Given this mindset, which despite my existentialist leanings seems as unalterable as the size of my wrist, the only way to continue having a nice watch is to own this one forever and take good care of it—because there are no do-overs with this thing, no chance of another 1,000 e-motivation points falling in my lap.  The watch feels like a miraculous a gift from Fate, like my wife and kids are. It’s like a one-time chance to live way above my station, so I better hold onto it.

Am I exaggerating this anxiety?  No, and here’s an anecdote to show you I’m serious.  Last summer I was in Colorado on vacation, and played some full-contact water basketball with my brother and my kids at a swimming pool.  Then we went to the diving pool and slid down this giant slide a bunch of times, then went next door to the grown-up pool, swam a few laps there, relaxed in the hot tub, then went back to the kiddie pool.  Suddenly I realized—OMG!  Where’s my watch?!

In a panic, my brother and I swam all over that pool, combing it for my lost watch.  (Yes, my brother was actually in a panic too, because he also wears a Tag Heuer and could fully relate to my situation.)  Amazingly, I found my watch (minus a broken pin).  My relief was twofold:  1) that I was able to find it, and 2) that I had even noticed in time that it was missing. 

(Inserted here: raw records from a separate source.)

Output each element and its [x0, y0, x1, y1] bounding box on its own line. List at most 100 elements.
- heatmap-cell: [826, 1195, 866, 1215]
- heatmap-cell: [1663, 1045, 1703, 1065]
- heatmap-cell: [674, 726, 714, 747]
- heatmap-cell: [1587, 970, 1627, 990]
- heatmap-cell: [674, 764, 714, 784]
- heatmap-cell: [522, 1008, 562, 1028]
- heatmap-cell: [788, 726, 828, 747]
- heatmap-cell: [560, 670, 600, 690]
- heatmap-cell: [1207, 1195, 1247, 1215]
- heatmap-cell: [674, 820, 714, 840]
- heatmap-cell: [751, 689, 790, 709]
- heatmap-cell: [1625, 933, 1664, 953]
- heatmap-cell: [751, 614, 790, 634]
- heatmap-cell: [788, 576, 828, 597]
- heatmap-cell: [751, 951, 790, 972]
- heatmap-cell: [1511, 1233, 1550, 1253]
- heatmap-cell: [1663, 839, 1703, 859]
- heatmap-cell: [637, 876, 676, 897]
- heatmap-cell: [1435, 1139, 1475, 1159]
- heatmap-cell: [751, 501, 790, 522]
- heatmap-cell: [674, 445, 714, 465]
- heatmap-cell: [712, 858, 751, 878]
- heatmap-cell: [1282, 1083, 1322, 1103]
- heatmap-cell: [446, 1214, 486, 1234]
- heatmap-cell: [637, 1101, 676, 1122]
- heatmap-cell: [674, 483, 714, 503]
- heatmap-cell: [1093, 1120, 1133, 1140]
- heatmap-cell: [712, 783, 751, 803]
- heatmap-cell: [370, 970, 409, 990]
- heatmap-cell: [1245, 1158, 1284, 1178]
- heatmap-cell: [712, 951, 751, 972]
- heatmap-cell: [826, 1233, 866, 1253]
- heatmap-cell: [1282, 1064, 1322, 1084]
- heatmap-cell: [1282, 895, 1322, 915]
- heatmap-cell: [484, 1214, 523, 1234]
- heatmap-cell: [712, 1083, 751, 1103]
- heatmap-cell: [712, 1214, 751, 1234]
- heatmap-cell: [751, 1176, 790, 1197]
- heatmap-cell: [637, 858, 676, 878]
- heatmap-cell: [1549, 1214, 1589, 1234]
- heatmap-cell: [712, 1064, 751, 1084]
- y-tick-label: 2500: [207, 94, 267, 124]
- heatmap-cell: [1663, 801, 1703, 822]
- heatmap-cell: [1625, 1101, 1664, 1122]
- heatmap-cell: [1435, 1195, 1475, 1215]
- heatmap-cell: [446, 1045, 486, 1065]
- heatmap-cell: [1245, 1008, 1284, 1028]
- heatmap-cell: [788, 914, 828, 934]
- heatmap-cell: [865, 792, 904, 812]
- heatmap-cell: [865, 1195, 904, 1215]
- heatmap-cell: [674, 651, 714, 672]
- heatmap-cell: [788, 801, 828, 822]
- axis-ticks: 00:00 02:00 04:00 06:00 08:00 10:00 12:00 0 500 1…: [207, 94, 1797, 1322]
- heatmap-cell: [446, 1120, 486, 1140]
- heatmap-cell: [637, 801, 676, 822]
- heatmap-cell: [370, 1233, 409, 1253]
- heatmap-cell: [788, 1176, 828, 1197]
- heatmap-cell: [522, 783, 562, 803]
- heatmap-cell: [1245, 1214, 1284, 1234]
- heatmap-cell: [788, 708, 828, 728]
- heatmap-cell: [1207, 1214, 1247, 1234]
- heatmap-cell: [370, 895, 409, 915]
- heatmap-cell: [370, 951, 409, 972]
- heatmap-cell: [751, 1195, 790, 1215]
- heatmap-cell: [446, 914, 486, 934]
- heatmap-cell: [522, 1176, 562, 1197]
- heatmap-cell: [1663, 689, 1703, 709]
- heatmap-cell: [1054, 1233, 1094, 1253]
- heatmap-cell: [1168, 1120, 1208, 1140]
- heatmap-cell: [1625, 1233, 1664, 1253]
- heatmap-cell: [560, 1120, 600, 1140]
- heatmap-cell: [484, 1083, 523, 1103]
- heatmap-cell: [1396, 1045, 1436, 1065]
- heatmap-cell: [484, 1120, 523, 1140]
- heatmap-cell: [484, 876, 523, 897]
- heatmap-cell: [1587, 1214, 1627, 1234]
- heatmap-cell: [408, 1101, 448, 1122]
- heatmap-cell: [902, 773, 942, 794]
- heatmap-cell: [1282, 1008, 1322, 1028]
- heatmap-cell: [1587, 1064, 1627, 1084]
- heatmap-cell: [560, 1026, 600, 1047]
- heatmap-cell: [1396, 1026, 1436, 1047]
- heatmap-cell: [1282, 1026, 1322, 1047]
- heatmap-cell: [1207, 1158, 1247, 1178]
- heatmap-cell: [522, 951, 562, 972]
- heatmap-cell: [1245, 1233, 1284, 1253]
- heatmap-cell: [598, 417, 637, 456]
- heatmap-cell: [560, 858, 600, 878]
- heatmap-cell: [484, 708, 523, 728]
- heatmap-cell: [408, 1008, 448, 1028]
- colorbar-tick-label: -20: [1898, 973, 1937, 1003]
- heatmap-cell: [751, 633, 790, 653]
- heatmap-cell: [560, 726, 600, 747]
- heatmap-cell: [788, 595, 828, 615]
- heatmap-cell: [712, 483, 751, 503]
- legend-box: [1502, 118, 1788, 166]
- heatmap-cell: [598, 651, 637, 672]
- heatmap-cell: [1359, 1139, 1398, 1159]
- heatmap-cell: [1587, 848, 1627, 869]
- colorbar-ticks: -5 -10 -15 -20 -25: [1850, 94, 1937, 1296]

Upon reflection, though, I realized that it was inevitable I’d realize my watch wasn’t on my wrist.  There is a watch vigilance process that runs continuously in my brain from the moment I put that watch on until the moment I take it off.  (When I check my watch, am I checking the time, or checking to make sure the watch is still on my wrist?  Probably both.)

I’m reminded of this mental process whenever I go through airport security:  after taking off my watch and storing it safely in my bag, I go to check the time a minute later, see my bare wrist, and panic briefly before remembering I’d stashed the watch away.

It’s kind of like how a PC has a job that runs around every five seconds or so checking all the USB ports to see if something has been plugged in.  How much RAM does that USB-checking process eat up?  And what is the equivalent in terms of brain power devoted to checking for my watch?  And given how much I always have on my mind already, as a working stiff and husband and parent, doesn’t this kickass watch start to look like an unnecessary burden?

Yep, it sure does.  But what can I do?  The way that I’m wired, owning this watch is in fact a burden, but not one I wish to give up.  Perhaps I am as neurotic about watches as Shteyngart, but in my own way.  To him, watches must look like a path to salvation, whereas to me, a watch is like having another kid to both enjoy and fret about.  If Shteyngart worries about losing any of his watches, he doesn’t let on ... he always seems focused on his next acquisition.  To extend my analogy, he’s kind of like the womanizer who leaves in his wake a series of neglected bastard children.

Is that fair?  No, of course not ...  that analogy only highlights how silly my devotion is to my watch and how exaggerated my sense of responsibility to it.  This isn’t a kid, and it isn’t a pet.  It’s just a watch.  I’ll try to remember that.